Late last year, the Allen Institute for AI, the research institute founded by the late Microsoft cofounder Paul Allen, quietly open-sourced a large AI language model called Macaw. Unlike other language models that’ve captured the public’s attention recently (see OpenAI’s GPT-3), Macaw is fairly limited in what it can do, only answering and generating questions. But the researchers behind Macaw claim that it can outperform GPT-3 on a set of questions, despite being an order of magnitude smaller.
Answering questions might not be the most exciting application of AI. But question-answering technologies are becoming increasingly valuable in the enterprise. Rising customer call and email volumes during the pandemic spurred businesses to turn to automated chat assistants — according to Statista, the size of the chatbot market will surpass $1.25 billion by 2025. But chatbots and other conversational AI technologies remain fairly rigid, bound by the questions that they were trained on.
Answering questions
Built on UnifiedQA, the Allen Institute’s previous attempt at a generalizable question-answering system, Macaw was fine-tuned on datasets containing thousands of yes/no questions, stories designed to test reading comprehension, explanations for questions, and school science and English exam questions. The largest version of the model — the version in the demo and that’s open-sourced — contains 11 billion parameters, significantly fewer than GPT-3’s 175 billion parameters.
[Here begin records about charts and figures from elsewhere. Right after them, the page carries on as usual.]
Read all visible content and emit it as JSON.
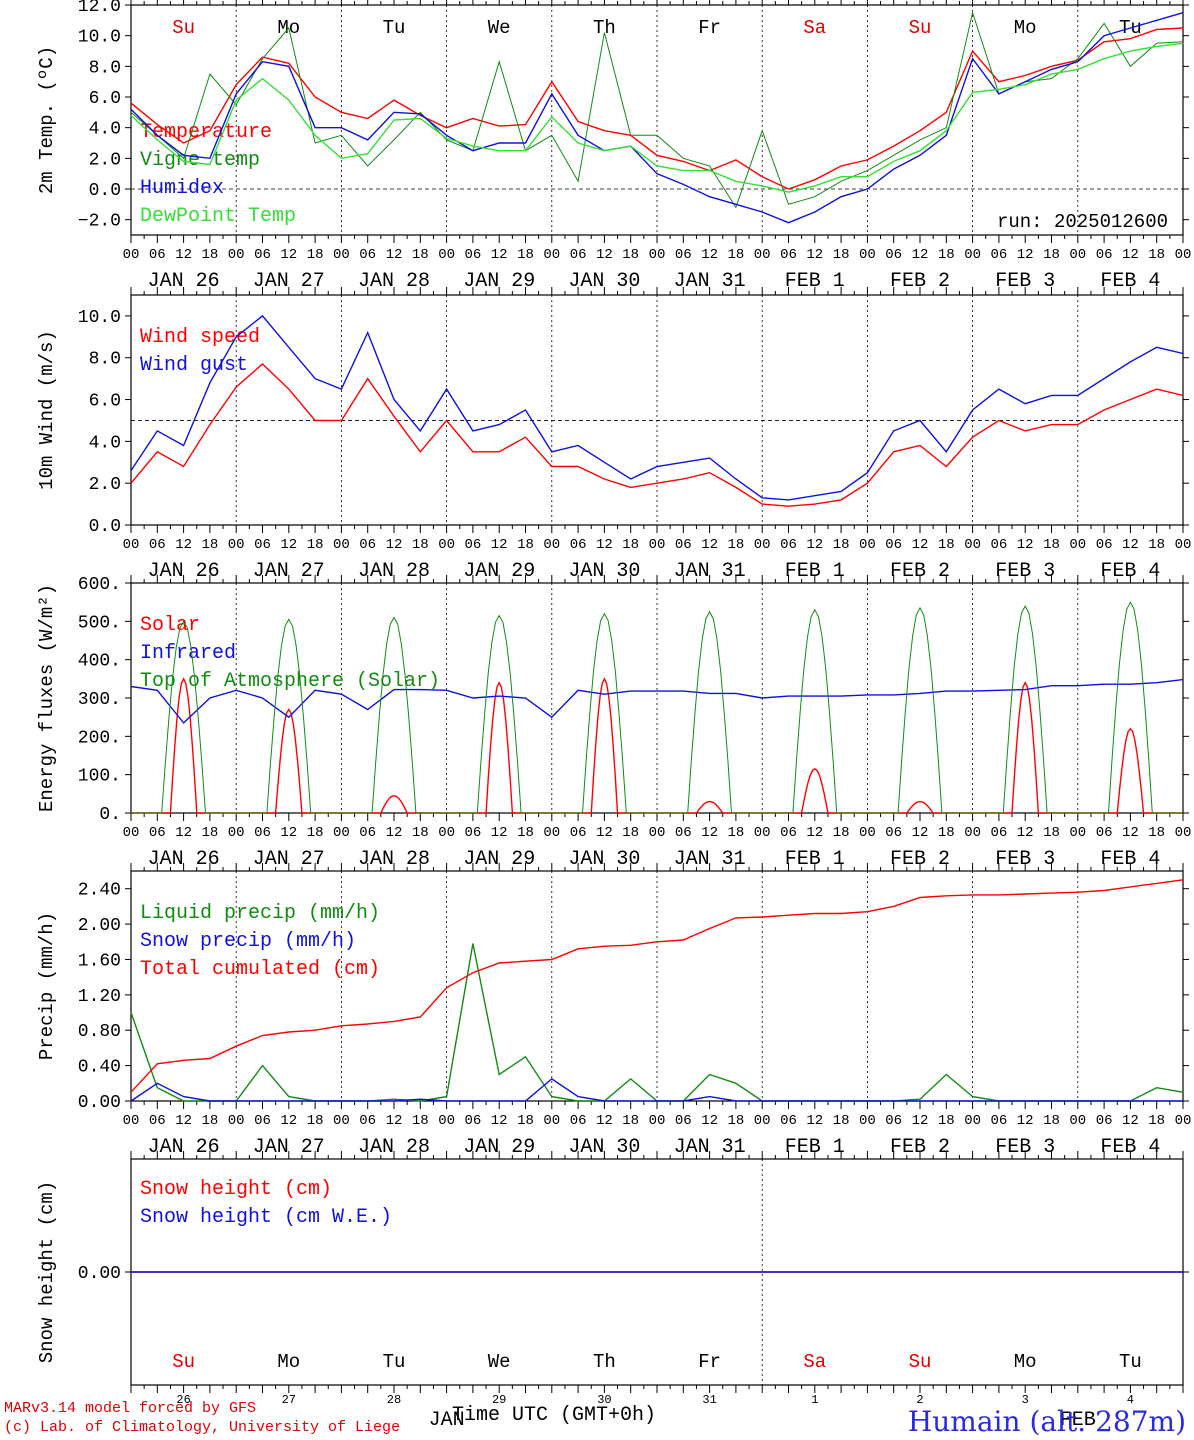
{
  "run_label": "run: 2025012600",
  "date_labels": [
    "JAN 26",
    "JAN 27",
    "JAN 28",
    "JAN 29",
    "JAN 30",
    "JAN 31",
    "FEB  1",
    "FEB  2",
    "FEB  3",
    "FEB  4"
  ],
  "day_names": [
    "Su",
    "Mo",
    "Tu",
    "We",
    "Th",
    "Fr",
    "Sa",
    "Su",
    "Mo",
    "Tu"
  ],
  "weekend_color": "#e00000",
  "hour_ticks": [
    "00",
    "06",
    "12",
    "18"
  ],
  "day_numbers": [
    "26",
    "27",
    "28",
    "29",
    "30",
    "31",
    "1",
    "2",
    "3",
    "4"
  ],
  "month_labels": {
    "jan": "JAN",
    "feb": "FEB"
  },
  "x_title": "Time UTC (GMT+0h)",
  "footer": {
    "line1": "MARv3.14 model forced by GFS",
    "line2": "(c) Lab. of Climatology, University of Liege",
    "station": "Humain (alt. 287m)"
  },
  "chart_data": [
    {
      "type": "line",
      "ylabel": "2m Temp. (ºC)",
      "ylim": [
        -3.0,
        12.0
      ],
      "yticks": [
        "12.0",
        "10.0",
        "8.0",
        "6.0",
        "4.0",
        "2.0",
        "0.0",
        "−2.0"
      ],
      "ytick_values": [
        12,
        10,
        8,
        6,
        4,
        2,
        0,
        -2
      ],
      "ref_line": 0.0,
      "x_hours": [
        0,
        6,
        12,
        18,
        24,
        30,
        36,
        42,
        48,
        54,
        60,
        66,
        72,
        78,
        84,
        90,
        96,
        102,
        108,
        114,
        120,
        126,
        132,
        138,
        144,
        150,
        156,
        162,
        168,
        174,
        180,
        186,
        192,
        198,
        204,
        210,
        216,
        222,
        228,
        234,
        240
      ],
      "series": [
        {
          "name": "Temperature",
          "color": "#ff0000",
          "values": [
            5.6,
            4.2,
            3.0,
            3.8,
            6.8,
            8.6,
            8.2,
            6.0,
            5.0,
            4.6,
            5.8,
            4.8,
            4.0,
            4.6,
            4.1,
            4.2,
            7.0,
            4.4,
            3.8,
            3.5,
            2.2,
            1.8,
            1.2,
            1.9,
            0.8,
            0.0,
            0.6,
            1.5,
            1.9,
            2.8,
            3.8,
            5.0,
            9.0,
            7.0,
            7.4,
            8.0,
            8.4,
            9.6,
            9.8,
            10.4,
            10.5
          ]
        },
        {
          "name": "Vigne temp",
          "color": "#118c11",
          "values": [
            5.0,
            3.5,
            2.0,
            7.5,
            5.5,
            8.5,
            10.5,
            3.0,
            3.5,
            1.5,
            3.2,
            5.0,
            3.2,
            2.5,
            8.3,
            2.5,
            3.5,
            0.5,
            10.2,
            3.5,
            3.5,
            2.0,
            1.5,
            -1.2,
            3.8,
            -1.0,
            -0.5,
            0.5,
            1.2,
            2.2,
            3.2,
            4.0,
            11.5,
            6.2,
            7.0,
            7.2,
            8.5,
            10.8,
            8.0,
            9.5,
            9.6
          ]
        },
        {
          "name": "Humidex",
          "color": "#1010e0",
          "values": [
            5.2,
            3.5,
            2.2,
            2.0,
            6.2,
            8.3,
            8.0,
            4.0,
            4.0,
            3.2,
            5.0,
            4.9,
            3.5,
            2.5,
            3.0,
            3.0,
            6.2,
            3.5,
            2.5,
            2.8,
            1.0,
            0.3,
            -0.5,
            -1.0,
            -1.5,
            -2.2,
            -1.5,
            -0.5,
            0.0,
            1.3,
            2.2,
            3.5,
            8.5,
            6.2,
            7.0,
            7.8,
            8.3,
            10.0,
            10.5,
            11.0,
            11.5
          ]
        },
        {
          "name": "DewPoint Temp",
          "color": "#33e033",
          "values": [
            4.8,
            3.2,
            1.8,
            1.6,
            5.8,
            7.2,
            5.8,
            3.5,
            2.0,
            2.3,
            4.5,
            4.6,
            3.3,
            2.8,
            2.5,
            2.5,
            4.7,
            3.0,
            2.5,
            2.8,
            1.5,
            1.2,
            1.2,
            0.5,
            0.2,
            -0.2,
            0.2,
            0.8,
            0.8,
            1.8,
            2.5,
            3.8,
            6.3,
            6.5,
            6.8,
            7.5,
            7.8,
            8.5,
            9.0,
            9.3,
            9.5
          ]
        }
      ]
    },
    {
      "type": "line",
      "ylabel": "10m Wind (m/s)",
      "ylim": [
        0.0,
        11.0
      ],
      "yticks": [
        "10.0",
        "8.0",
        "6.0",
        "4.0",
        "2.0",
        "0.0"
      ],
      "ytick_values": [
        10,
        8,
        6,
        4,
        2,
        0
      ],
      "ref_line": 5.0,
      "x_hours": [
        0,
        6,
        12,
        18,
        24,
        30,
        36,
        42,
        48,
        54,
        60,
        66,
        72,
        78,
        84,
        90,
        96,
        102,
        108,
        114,
        120,
        126,
        132,
        138,
        144,
        150,
        156,
        162,
        168,
        174,
        180,
        186,
        192,
        198,
        204,
        210,
        216,
        222,
        228,
        234,
        240
      ],
      "series": [
        {
          "name": "Wind speed",
          "color": "#ff0000",
          "values": [
            2.0,
            3.5,
            2.8,
            4.8,
            6.6,
            7.7,
            6.5,
            5.0,
            5.0,
            7.0,
            5.2,
            3.5,
            5.0,
            3.5,
            3.5,
            4.2,
            2.8,
            2.8,
            2.2,
            1.8,
            2.0,
            2.2,
            2.5,
            1.8,
            1.0,
            0.9,
            1.0,
            1.2,
            2.0,
            3.5,
            3.8,
            2.8,
            4.2,
            5.0,
            4.5,
            4.8,
            4.8,
            5.5,
            6.0,
            6.5,
            6.2
          ]
        },
        {
          "name": "Wind gust",
          "color": "#1010e0",
          "values": [
            2.6,
            4.5,
            3.8,
            6.8,
            9.0,
            10.0,
            8.5,
            7.0,
            6.5,
            9.2,
            6.0,
            4.5,
            6.5,
            4.5,
            4.8,
            5.5,
            3.5,
            3.8,
            3.0,
            2.2,
            2.8,
            3.0,
            3.2,
            2.2,
            1.3,
            1.2,
            1.4,
            1.6,
            2.5,
            4.5,
            5.0,
            3.5,
            5.5,
            6.5,
            5.8,
            6.2,
            6.2,
            7.0,
            7.8,
            8.5,
            8.2
          ]
        }
      ]
    },
    {
      "type": "line",
      "ylabel": "Energy fluxes (W/m²)",
      "ylim": [
        0,
        600
      ],
      "yticks": [
        "600.",
        "500.",
        "400.",
        "300.",
        "200.",
        "100.",
        "0."
      ],
      "ytick_values": [
        600,
        500,
        400,
        300,
        200,
        100,
        0
      ],
      "ref_line": null,
      "series": [
        {
          "name": "Solar",
          "color": "#ff0000",
          "day_peaks": [
            350,
            270,
            45,
            340,
            350,
            30,
            115,
            30,
            340,
            220
          ]
        },
        {
          "name": "Infrared",
          "color": "#1010e0",
          "x_hours": [
            0,
            6,
            12,
            18,
            24,
            30,
            36,
            42,
            48,
            54,
            60,
            66,
            72,
            78,
            84,
            90,
            96,
            102,
            108,
            114,
            120,
            126,
            132,
            138,
            144,
            150,
            156,
            162,
            168,
            174,
            180,
            186,
            192,
            198,
            204,
            210,
            216,
            222,
            228,
            234,
            240
          ],
          "values": [
            330,
            320,
            235,
            300,
            320,
            300,
            250,
            320,
            310,
            270,
            322,
            322,
            320,
            300,
            305,
            300,
            250,
            320,
            310,
            318,
            318,
            318,
            312,
            312,
            300,
            305,
            305,
            305,
            308,
            308,
            312,
            318,
            318,
            320,
            322,
            332,
            332,
            336,
            336,
            340,
            348
          ]
        },
        {
          "name": "Top of Atmosphere (Solar)",
          "color": "#118c11",
          "day_peaks": [
            500,
            505,
            510,
            515,
            520,
            525,
            530,
            535,
            540,
            550
          ]
        }
      ]
    },
    {
      "type": "line",
      "ylabel": "Precip (mm/h)",
      "ylim": [
        0.0,
        2.6
      ],
      "yticks": [
        "2.40",
        "2.00",
        "1.60",
        "1.20",
        "0.80",
        "0.40",
        "0.00"
      ],
      "ytick_values": [
        2.4,
        2.0,
        1.6,
        1.2,
        0.8,
        0.4,
        0.0
      ],
      "ref_line": null,
      "x_hours": [
        0,
        6,
        12,
        18,
        24,
        30,
        36,
        42,
        48,
        54,
        60,
        66,
        72,
        78,
        84,
        90,
        96,
        102,
        108,
        114,
        120,
        126,
        132,
        138,
        144,
        150,
        156,
        162,
        168,
        174,
        180,
        186,
        192,
        198,
        204,
        210,
        216,
        222,
        228,
        234,
        240
      ],
      "series": [
        {
          "name": "Liquid precip (mm/h)",
          "color": "#118c11",
          "values": [
            1.0,
            0.15,
            0.0,
            0.0,
            0.0,
            0.4,
            0.05,
            0.0,
            0.0,
            0.0,
            0.02,
            0.0,
            0.05,
            1.78,
            0.3,
            0.5,
            0.05,
            0.0,
            0.0,
            0.25,
            0.0,
            0.0,
            0.3,
            0.2,
            0.0,
            0.0,
            0.0,
            0.0,
            0.0,
            0.0,
            0.02,
            0.3,
            0.05,
            0.0,
            0.0,
            0.0,
            0.0,
            0.0,
            0.0,
            0.15,
            0.1
          ]
        },
        {
          "name": "Snow precip (mm/h)",
          "color": "#1010e0",
          "values": [
            0.0,
            0.2,
            0.05,
            0.0,
            0.0,
            0.0,
            0.0,
            0.0,
            0.0,
            0.0,
            0.0,
            0.02,
            0.0,
            0.0,
            0.0,
            0.0,
            0.25,
            0.05,
            0.0,
            0.0,
            0.0,
            0.0,
            0.05,
            0.0,
            0.0,
            0.0,
            0.0,
            0.0,
            0.0,
            0.0,
            0.0,
            0.0,
            0.0,
            0.0,
            0.0,
            0.0,
            0.0,
            0.0,
            0.0,
            0.0,
            0.0
          ]
        },
        {
          "name": "Total cumulated (cm)",
          "color": "#ff0000",
          "values": [
            0.1,
            0.42,
            0.46,
            0.48,
            0.62,
            0.74,
            0.78,
            0.8,
            0.85,
            0.87,
            0.9,
            0.95,
            1.28,
            1.45,
            1.56,
            1.58,
            1.6,
            1.72,
            1.75,
            1.76,
            1.8,
            1.82,
            1.95,
            2.07,
            2.08,
            2.1,
            2.12,
            2.12,
            2.14,
            2.2,
            2.3,
            2.32,
            2.33,
            2.33,
            2.34,
            2.35,
            2.36,
            2.38,
            2.42,
            2.46,
            2.5
          ]
        }
      ]
    },
    {
      "type": "line",
      "ylabel": "Snow height (cm)",
      "ylim": [
        -1.0,
        1.0
      ],
      "yticks": [
        "0.00"
      ],
      "ytick_values": [
        0.0
      ],
      "ref_line": null,
      "x_hours": [
        0,
        240
      ],
      "series": [
        {
          "name": "Snow height (cm)",
          "color": "#ff0000",
          "values": [
            0.0,
            0.0
          ]
        },
        {
          "name": "Snow height (cm W.E.)",
          "color": "#1010e0",
          "values": [
            0.0,
            0.0
          ]
        }
      ]
    }
  ]
}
Given a question, Macaw can produce an answer and an explanation. If given an answer, the model can generate a question (optionally a multiple-choice question) and an explanation. Finally, if given an explanation, Macaw can give a question and an answer.
“Macaw was built by training Google’s T5 transformer model on roughly 300,000 questions and answers, gathered from several existing datasets that the natural-language community has created over the years,” the Allen Institute’s Peter Clark and Oyvind Tafjord, who were involved in Macaw’s development, told VentureBeat via email. “The Macaw models were trained on a Google cloud TPU (v3-8). The training leverages the pretraining already done by Google in their T5 model, thus avoiding a significant expense (both cost and environmental) in building Macaw. From T5, the additional fine-tuning we did for the largest model took 30 hours of TPU time.”